Thirty days hath September, April, June, and November. All the rest have thirty-one, excepting February alone, and that has twenty-eight days clear, and twenty-nine in each leap year.
Angelkeep remembered learning a jingle something to that effect while being educated at Lancaster Central School. Teachers never taught beyond sing-song knowledge.
Today is the seventh Leap Year for Angelkeep. The house and pond started in 1999, habituated in 2000, the first Leap Year. Back in 1900, the year fell in the four year rotation, but was not a Leap Year. This writer will not see it, but year 2100, also a four year rotation date, will not, repeat, not, be Leap Year. Why? Lancaster math never taught this kind of stuff.
The year must be divisible by 4 evenly, and not divisible by 100 or 400.
1900 ÷ 400 = 4.75 thus not Leap Year.
2000 ÷ 400 = 5 = an even number = Leap Year.
2100 ÷ 400 = fractional 5.25 = no Leap Year.
Got it! After 75 years, Angelkeep’s got it.
Who do we blame for this confusion? Julius Caesar arranged it in BC 45. No wonder Brutus stabbed him. Pope Gregory XIII, “improved” Ceasar’s calendar in 1582 and adjusting for the annual eleven minutes each year, began borrowing from the future. The Pope’s solution was a “divide by 400” rule. The Pope adjusted 1582, and ordered October 5 to become October 15.
Angelkeep wonders what Protestants thought about that. Amish, set in their old ways? Atheists?
It proved horrendous for anyone born between October 6 and the 14th, 1582. The days simply didn’t exist.
Angelkeep was just getting over the struggle to understand 12th Night. It had nothing to do with the drum corps of the chosen twelve at all.

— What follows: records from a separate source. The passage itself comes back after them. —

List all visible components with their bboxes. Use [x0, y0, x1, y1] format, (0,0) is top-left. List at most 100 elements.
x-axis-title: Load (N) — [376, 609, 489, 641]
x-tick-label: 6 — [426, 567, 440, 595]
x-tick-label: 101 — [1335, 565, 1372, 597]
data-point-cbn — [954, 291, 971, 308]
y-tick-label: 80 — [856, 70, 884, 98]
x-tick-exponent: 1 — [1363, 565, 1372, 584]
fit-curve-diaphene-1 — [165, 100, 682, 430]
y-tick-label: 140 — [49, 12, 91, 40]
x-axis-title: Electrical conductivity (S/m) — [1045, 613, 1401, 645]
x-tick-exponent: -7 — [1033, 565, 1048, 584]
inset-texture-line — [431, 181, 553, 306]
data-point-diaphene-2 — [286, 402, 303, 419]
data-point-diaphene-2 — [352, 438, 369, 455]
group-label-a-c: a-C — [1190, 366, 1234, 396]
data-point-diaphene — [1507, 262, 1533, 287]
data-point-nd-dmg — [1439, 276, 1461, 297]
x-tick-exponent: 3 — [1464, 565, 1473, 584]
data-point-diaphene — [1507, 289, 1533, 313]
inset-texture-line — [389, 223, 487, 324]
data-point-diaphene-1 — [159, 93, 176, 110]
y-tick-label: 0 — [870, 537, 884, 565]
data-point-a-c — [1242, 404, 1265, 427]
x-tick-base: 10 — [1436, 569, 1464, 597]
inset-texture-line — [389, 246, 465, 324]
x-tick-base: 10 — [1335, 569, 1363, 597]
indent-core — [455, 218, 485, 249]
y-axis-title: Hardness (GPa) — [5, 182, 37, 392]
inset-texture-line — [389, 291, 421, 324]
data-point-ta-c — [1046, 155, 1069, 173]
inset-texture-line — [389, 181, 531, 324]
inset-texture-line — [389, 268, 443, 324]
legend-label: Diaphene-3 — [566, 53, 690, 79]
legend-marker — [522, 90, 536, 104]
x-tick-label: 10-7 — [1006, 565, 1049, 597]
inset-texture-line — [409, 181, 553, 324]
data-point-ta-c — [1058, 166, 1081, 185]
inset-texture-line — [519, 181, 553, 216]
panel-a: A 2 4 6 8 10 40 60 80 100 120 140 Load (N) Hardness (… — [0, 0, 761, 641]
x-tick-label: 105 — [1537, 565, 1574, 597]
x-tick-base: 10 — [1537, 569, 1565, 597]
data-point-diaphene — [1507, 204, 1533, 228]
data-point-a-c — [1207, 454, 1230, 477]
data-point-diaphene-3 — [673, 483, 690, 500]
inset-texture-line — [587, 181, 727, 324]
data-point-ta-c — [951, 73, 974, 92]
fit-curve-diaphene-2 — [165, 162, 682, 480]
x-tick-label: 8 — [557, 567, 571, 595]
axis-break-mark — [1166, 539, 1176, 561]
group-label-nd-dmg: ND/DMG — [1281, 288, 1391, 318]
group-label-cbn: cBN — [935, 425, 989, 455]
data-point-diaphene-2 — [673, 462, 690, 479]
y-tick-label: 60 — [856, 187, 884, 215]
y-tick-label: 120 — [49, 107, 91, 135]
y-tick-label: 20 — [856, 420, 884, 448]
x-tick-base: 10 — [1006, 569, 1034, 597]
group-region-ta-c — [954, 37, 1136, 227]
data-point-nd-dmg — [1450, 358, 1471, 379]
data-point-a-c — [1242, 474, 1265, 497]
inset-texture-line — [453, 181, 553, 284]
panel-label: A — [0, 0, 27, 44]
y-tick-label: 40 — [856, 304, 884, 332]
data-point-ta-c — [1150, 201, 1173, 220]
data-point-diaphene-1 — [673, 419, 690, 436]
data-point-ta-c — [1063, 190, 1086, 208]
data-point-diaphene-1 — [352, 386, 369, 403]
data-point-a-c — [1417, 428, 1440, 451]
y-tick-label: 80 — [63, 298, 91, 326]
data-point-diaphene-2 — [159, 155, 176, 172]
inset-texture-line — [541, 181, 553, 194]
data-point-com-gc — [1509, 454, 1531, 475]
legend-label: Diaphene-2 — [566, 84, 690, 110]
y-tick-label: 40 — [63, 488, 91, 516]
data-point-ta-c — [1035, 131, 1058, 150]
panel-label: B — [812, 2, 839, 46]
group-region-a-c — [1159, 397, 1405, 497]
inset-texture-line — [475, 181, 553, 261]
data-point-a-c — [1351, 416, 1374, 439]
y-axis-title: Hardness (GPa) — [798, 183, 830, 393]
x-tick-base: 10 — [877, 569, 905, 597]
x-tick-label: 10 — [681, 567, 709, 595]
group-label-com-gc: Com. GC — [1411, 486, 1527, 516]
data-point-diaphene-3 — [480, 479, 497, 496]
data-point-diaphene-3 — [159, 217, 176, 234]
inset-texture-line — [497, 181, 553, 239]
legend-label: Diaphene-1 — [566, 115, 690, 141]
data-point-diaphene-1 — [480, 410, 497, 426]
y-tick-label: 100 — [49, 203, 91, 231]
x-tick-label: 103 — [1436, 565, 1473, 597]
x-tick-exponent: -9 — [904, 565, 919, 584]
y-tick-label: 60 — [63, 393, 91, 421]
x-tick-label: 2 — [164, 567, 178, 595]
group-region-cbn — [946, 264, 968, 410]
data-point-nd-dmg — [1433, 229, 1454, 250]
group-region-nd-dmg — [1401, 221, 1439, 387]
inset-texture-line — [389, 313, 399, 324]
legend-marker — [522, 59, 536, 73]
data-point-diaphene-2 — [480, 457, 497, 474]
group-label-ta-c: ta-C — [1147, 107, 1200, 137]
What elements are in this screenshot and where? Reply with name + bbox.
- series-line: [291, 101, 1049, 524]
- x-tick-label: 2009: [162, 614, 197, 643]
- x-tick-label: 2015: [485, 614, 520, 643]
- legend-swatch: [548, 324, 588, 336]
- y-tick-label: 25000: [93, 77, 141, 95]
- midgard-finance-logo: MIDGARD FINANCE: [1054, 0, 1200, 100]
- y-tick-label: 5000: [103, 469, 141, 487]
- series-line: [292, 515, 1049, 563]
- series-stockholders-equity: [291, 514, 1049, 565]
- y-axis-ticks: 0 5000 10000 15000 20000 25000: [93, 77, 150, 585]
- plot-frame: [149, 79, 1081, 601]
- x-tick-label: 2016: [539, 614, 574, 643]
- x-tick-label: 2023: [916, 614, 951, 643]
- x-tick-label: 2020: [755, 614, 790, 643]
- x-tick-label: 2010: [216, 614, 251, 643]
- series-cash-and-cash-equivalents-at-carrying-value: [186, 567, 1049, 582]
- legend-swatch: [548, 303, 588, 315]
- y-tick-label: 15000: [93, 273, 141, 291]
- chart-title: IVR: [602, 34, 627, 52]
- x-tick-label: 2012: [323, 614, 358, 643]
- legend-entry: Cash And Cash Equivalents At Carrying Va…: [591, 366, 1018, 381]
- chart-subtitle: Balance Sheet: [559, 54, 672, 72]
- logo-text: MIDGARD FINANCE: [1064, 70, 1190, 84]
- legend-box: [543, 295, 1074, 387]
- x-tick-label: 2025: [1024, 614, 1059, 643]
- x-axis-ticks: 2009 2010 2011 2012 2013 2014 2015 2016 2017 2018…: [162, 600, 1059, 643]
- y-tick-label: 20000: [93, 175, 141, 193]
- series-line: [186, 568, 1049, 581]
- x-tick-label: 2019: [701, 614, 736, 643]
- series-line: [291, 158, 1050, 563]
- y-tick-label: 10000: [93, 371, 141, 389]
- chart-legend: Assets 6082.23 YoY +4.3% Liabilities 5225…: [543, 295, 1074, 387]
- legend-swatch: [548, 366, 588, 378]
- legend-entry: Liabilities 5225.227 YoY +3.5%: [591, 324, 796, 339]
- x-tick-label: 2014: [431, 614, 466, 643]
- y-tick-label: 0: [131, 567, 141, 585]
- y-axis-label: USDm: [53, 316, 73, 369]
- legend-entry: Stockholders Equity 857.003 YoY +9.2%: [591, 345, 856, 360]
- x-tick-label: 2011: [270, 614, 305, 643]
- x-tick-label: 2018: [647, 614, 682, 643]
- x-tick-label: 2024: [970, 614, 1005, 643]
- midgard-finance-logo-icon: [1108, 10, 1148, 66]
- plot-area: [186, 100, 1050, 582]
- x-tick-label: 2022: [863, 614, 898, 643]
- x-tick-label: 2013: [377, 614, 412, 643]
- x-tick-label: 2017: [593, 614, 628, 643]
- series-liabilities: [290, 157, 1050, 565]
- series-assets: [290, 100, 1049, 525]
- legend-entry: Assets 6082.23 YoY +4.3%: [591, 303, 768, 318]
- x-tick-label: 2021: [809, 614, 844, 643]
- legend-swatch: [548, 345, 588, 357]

Do the critters of Angelkeep observe Leap Year? Instead of red winged blackbirds strutting feathers to choose a mate, will brown females fluff dingy colors to grab themselves their choice of lover? Do the does go running through the forest on Leap Year looking for a buck? Are Leap Day does more industrious than a human deer hunter looking for the ten-tined-kind?
In 1904, do the math, a Leap Year in Indiana, Bluffton noted a distinct reduction of marriage applications from the previous year. By Christmas the girls, who had the right to do the proposing, left the county with a deficiency of 78 due to what, shyness? It was nearly a 30 percent drop in weddings. Think of the tax burden for that next generation with reduced taxpayers. Was the Pope to blame in 1904? Doubtful.
Blame the British again. One if by land, two if by sea, once cometh Leap Year, set the ladies free.
The parliamentary record of 1228 literally reads, “Ordonit that during ye reign of her maist blessed Majestie, ilka maiden, lade of baith high and lowe estait, shale hae libertie to speak ye man she likes. Gif he refuses to tak her to bee his wyf, he shale bee mulet in ye sum of ane hundridty pundes, or less, as his estait may bee, except an always gif he can make it appeare that he is betrothit to another woman, then he shale be free.”
Angelkeep offers any man or beast a hiding place should he be accosted on Leap Day by hordes of unwed womenfolk desiring a change of marital tax status. Of course by saving such a man the cost of getting out of the proffered proposal, a sum of an hundred pundes, Angelkeep will require the payment of half a hundered pundes for providing the escape route.
One can’t have too many pundes these days with inflation skyrocketing, gas prices rising, pizza soaring, and deer corn kernels so costly.
Bluffton’s newspaper deduced the reason few 1892 Leap Year parties were taking place fell due to girls trying to square accounts by boycotting young men for being stingy with money during the preceding three years.
Indiana Supreme Court in 1883 decreed “the added day of leap year and the day immediately preceding, if they shall occur in any period so to be computed, shall be reckoned together as one day.”
So by Indiana law, Happy Wednesday/Thursday Leap Day.
Mr. Daugherty is a Wells County resident who, along with his wife Gwen, enjoy their backyard and have named it “Angelkeep.”